Recensione
Attore, sceneggiatore, registra e scrittore, dopo il recente successo televisivo raggiunto con la serie tratta dai suoi gialli sulle vicende del questore Rocco Schiavone, Antonio Manzini si è volutamente cimentato nell’ultima produzione letteraria Orfani bianchi (Chiarelettere, pag.256) con un personaggio femminile. Traendo ispirazione dalla vita della badante della nonna, una donna dell’est Europa, ha elaborato la vicenda di Mirta Mitea, giovane moldava, in Italia per lavoro da cinque anni. In patria ha lasciato un’anziana madre, anche lei bisognosa di cure, a cui ha affidato il figlio dodicenne Ilie. Mirta è una persona concreta, che non si arrende, non ha paura della fatica, si adegua a tutto, anche a condividere il letto con una collega sudamericana poco propensa a lavarsi, pur di garantire a fine mese il pacco per la famiglia, con vestiti, soldi, medicinali, giochi elettronici. Purtroppo nei mesi più freddi non riesce a spedire il denaro necessario per la sostituzione della vecchia stufa e il malfunzionamento provoca un incendio, in seguito al quale la madre perde la vita. Oltre al dolore e al senso di colpa, Mirta si trova così col gravissimo problema della custodia del ragazzino, finché a malincuore si vede costretta a lasciarlo in un istituto, un “internat”: Ilie diventa in questo modo un orfano bianco. Col corpo a Roma e il cuore in Moldavia, dal figlio che le manca molto e spera di portare nell’Urbe entro pochi mesi, la protagonista racconta la quotidianità della propria vita, tutta concentrata sulla necessità di svolgere al meglio il lavoro di badante, senza pensare ai divertimenti, alla bellezza, all’amore. Mirta è un personaggio a tutto tondo, per il quale si parteggia subito. La sua vicenda è esaltata dallo stile asciutto, semplice, diretto dell’autore, che graffia all’inverosimile, soprattutto nel tremendo e inaspettato finale.
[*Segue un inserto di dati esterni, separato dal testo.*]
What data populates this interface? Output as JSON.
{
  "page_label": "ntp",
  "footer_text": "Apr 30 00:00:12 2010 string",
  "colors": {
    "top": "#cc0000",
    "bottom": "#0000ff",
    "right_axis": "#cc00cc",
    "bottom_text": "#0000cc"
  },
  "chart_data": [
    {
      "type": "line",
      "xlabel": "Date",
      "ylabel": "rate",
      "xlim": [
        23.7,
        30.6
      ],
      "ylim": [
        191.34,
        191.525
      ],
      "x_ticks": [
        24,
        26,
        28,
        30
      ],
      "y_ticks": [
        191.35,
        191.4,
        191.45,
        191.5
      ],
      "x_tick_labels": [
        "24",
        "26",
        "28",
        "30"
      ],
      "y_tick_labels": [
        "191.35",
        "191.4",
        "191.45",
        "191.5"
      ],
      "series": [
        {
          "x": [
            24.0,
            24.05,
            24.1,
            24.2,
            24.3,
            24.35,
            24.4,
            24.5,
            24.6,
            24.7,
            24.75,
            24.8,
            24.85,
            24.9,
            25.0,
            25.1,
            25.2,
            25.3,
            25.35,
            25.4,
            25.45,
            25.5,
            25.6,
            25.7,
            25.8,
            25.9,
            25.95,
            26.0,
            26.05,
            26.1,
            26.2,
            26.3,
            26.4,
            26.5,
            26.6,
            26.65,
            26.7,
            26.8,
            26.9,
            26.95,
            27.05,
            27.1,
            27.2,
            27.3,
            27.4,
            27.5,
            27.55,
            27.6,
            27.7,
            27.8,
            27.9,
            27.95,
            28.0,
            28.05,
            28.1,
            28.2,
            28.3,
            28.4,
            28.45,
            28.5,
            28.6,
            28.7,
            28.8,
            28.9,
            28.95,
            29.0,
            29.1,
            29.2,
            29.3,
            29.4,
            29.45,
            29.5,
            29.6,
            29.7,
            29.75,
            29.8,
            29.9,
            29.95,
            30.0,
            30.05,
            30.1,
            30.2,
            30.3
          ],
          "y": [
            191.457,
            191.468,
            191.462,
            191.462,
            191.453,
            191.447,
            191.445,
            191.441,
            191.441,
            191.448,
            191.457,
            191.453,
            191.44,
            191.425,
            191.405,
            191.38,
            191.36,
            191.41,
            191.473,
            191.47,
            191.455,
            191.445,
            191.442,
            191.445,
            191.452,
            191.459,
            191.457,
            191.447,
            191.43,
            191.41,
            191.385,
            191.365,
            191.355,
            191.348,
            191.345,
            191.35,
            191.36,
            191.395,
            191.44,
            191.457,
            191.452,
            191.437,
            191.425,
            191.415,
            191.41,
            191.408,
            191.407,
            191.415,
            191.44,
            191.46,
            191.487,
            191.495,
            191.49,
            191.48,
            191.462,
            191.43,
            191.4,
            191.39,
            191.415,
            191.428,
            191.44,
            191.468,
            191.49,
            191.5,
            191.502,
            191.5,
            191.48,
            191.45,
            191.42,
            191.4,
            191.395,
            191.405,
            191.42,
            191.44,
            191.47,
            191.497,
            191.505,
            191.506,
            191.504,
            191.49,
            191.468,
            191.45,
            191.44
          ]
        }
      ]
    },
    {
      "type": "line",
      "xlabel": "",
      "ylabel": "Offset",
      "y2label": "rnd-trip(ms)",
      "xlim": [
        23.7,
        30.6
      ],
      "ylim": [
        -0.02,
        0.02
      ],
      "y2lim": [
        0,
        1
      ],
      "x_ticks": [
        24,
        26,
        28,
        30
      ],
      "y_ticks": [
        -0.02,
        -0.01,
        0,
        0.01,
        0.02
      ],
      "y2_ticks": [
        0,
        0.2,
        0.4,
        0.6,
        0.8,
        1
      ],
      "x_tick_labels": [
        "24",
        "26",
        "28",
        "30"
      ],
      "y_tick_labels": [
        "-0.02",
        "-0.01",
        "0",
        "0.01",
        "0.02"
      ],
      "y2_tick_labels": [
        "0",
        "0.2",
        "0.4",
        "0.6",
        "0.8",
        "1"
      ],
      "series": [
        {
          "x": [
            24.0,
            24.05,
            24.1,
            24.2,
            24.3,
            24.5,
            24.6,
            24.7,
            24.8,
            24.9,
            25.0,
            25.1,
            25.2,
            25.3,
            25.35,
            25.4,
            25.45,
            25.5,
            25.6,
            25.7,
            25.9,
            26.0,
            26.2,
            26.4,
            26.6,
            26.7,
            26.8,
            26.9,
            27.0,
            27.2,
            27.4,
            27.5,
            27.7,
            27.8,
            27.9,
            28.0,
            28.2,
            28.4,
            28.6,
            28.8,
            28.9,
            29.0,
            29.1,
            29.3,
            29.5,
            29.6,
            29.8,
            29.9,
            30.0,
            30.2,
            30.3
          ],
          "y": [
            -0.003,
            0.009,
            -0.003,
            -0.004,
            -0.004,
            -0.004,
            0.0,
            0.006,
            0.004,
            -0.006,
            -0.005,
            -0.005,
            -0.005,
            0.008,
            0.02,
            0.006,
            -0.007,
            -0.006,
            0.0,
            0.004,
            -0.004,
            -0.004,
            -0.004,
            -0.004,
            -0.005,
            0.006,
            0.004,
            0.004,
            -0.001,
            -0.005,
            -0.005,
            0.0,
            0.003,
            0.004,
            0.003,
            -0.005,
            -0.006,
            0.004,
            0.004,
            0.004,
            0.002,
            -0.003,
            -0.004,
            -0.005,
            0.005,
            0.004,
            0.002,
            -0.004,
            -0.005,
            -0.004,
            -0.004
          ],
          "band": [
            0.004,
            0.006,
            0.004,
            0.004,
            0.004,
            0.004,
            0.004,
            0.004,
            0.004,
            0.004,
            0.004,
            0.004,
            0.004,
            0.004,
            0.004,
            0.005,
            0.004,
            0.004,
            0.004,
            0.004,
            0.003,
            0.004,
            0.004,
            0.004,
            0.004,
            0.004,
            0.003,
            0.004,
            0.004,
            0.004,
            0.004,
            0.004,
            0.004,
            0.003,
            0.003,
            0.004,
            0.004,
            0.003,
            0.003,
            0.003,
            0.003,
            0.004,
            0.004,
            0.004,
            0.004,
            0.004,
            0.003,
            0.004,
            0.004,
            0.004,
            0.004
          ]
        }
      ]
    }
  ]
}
Ho letto recensioni in cui questa parte del libro viene criticata giudicandola “buttata lì”, come se l’autore non avesse saputo terminare in modo più completo la vicenda. Per me, invece, la lunghezza del finale è adeguata: ogni altra parola sarebbe stata in più. Si lascia spazio così alle inevitabili riflessioni sul che cosa conti di più nella vita: la salute, i soldi, l’amore, la fortuna e, perché no? Il luogo in cui si nasce…
Lara Massignan
Trama
Mirta è una giovane donna moldava trapiantata a Roma in cerca di lavoro. Alle spalle si è lasciata un mondo di miseria e sofferenza, e soprattutto Ilie, il suo bambino, tutto quello che ha di bello e le dà sostegno in questa vita di nuovi sacrifici e umiliazioni. Per primo Nunzio poi la signora Mazzanti, “che si era spenta una notte di dicembre, sotto Natale, ma la famiglia non aveva rinunciato all’albero ai regali e al panettone”, poi Olivia e adesso Eleonora. Tutte persone vinte dall’esistenza e dagli anni, spesso abbandonate dai loro stessi familiari. Ad accudirle c’è lei, Mirta, che non le conosce ma le accompagna alla morte condividendo con loro un’intimità fatta di cure e piccole attenzioni quotidiane. Ecco quello che siamo, sembra dirci Manzini in questo romanzo sorprendente e rivelatore con al centro un personaggio femminile di grande forza e bellezza, in lotta contro un destino spietato: il suo, che non le dà tregua, e quello delle persone che deve accudire, sole e votate alla fine. “Nella disperazione siamo uguali” dice Eleonora, ricca e con alle spalle una vita di bellezza, a Mirta, protesa con tutte le energie di cui dispone a costruirsi un futuro di serenità per sé e per il figlio, nell’ultimo, intenso e contraddittorio rapporto fra due donne che, sole e in fondo al barile, finiscono per somigliarsi. Dagli occhi e dalle parole di Mirta il ritratto di una società che sembra non conoscere più la tenerezza.